Date of Award

29-7-2024

Document Type

Thesis

School

School of Electrical & Electroncis Engineering

Programme

Ph.D.-Doctoral of Philosophy

First Advisor

Dr.V.K.Chandrasekar

Keywords

Symmetry Breaking Coupling, Coupled Systems, Aging Transition

Abstract

The knowledge of emergent dynamics and the mechanisms by which self-organizing complex systems operate is a perennially difficult problem that can be effectively resolved by employing an ensemble of coupled dynamical units as a framework. Several intriguing collective dynamical behaviors, such as synchronization, chimera, clustering, oscillation quenching, etc., have been reported using an ensemble of coupled oscillators. Failure or degradation in the performance of even one of the local oscillators in a network of oscillators can lead to cascading failures resulting in the collapse of the entire network such as power blackouts. Similar dynamics can also be observed among neuronal networks despite billions of neurons being born and dying daily.

For instance, neuronal pathological disorders such as Alzheimer’s disease are mainly due to the degradation/failure of neurons in assemblies. The report of Daido and Nakanishi has led to a flurry of research activities on the phenomenon of the aging transition. In the beginning stage, disorder-induced aging transition was reported in locally coupled oscillators, and the study was extended to a various coupling configurations. In particular time-delay effects on the aging transition in a large population coupled with nonlinear oscillators have also been reported. The aging transitions are analyzed so far only by adapting symmetry preserving global or locally coupled oscillators.

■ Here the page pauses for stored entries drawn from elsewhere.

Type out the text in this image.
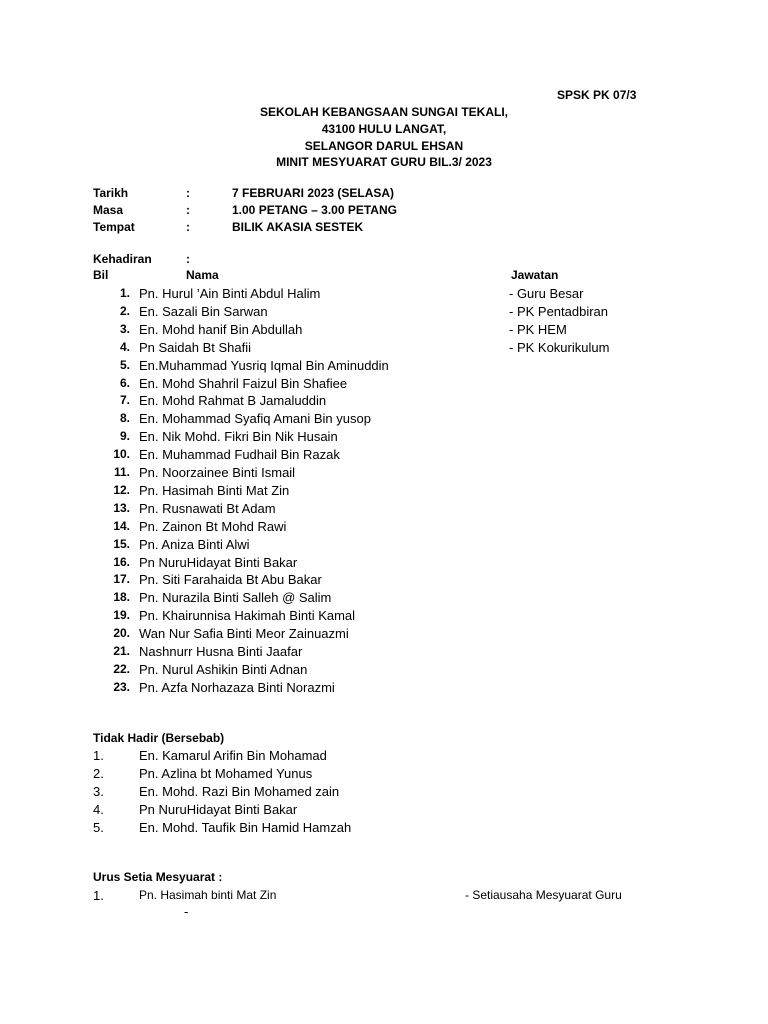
SPSK PK 07/3
SEKOLAH KEBANGSAAN SUNGAI TEKALI,
43100 HULU LANGAT,
SELANGOR DARUL EHSAN
MINIT MESYUARAT GURU BIL.3/ 2023
Tarikh	:	7 FEBRUARI 2023 (SELASA)
Masa	:	1.00 PETANG – 3.00 PETANG
Tempat	:	BILIK AKASIA SESTEK
Kehadiran	:
Bil	Nama	Jawatan
1. Pn. Hurul ’Ain Binti Abdul Halim	- Guru Besar
2. En. Sazali Bin Sarwan	- PK Pentadbiran
3. En. Mohd hanif Bin Abdullah	- PK HEM
4. Pn Saidah Bt Shafii	- PK Kokurikulum
5. En.Muhammad Yusriq Iqmal Bin Aminuddin
6. En. Mohd Shahril Faizul Bin Shafiee
7. En. Mohd Rahmat B Jamaluddin
8. En. Mohammad Syafiq Amani Bin yusop
9. En. Nik Mohd. Fikri Bin Nik Husain
10. En. Muhammad Fudhail Bin Razak
11. Pn. Noorzainee Binti Ismail
12. Pn. Hasimah Binti Mat Zin
13. Pn. Rusnawati Bt Adam
14. Pn. Zainon Bt Mohd Rawi
15. Pn. Aniza Binti Alwi
16. Pn NuruHidayat Binti Bakar
17. Pn. Siti Farahaida Bt Abu Bakar
18. Pn. Nurazila Binti Salleh @ Salim
19. Pn. Khairunnisa Hakimah Binti Kamal
20. Wan Nur Safia Binti Meor Zainuazmi
21. Nashnurr Husna Binti Jaafar
22. Pn. Nurul Ashikin Binti Adnan
23. Pn. Azfa Norhazaza Binti Norazmi
Tidak Hadir (Bersebab)
1.	En. Kamarul Arifin Bin Mohamad
2.	Pn. Azlina bt Mohamed Yunus
3.	En. Mohd. Razi Bin Mohamed zain
4.	Pn NuruHidayat Binti Bakar
5.	En. Mohd. Taufik Bin Hamid Hamzah
Urus Setia Mesyuarat :
1.	Pn. Hasimah binti Mat Zin	- Setiausaha Mesyuarat Guru
-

In this thesis, we investigate the macroscopic dynamics of networked oscillators, focusing on how the deterioration or failure of microscopic constituents affects the overall activity and stability of the heterogeneous network coupled via symmetry-breaking interaction. We begin by analyzing a globally coupled network of heterogeneous oscillators, deriving the evolution equation for two macroscopic order parameters. Then, we explore the dynamical robustness of the network by introducing limiting factors such as diffusion and self-feedback.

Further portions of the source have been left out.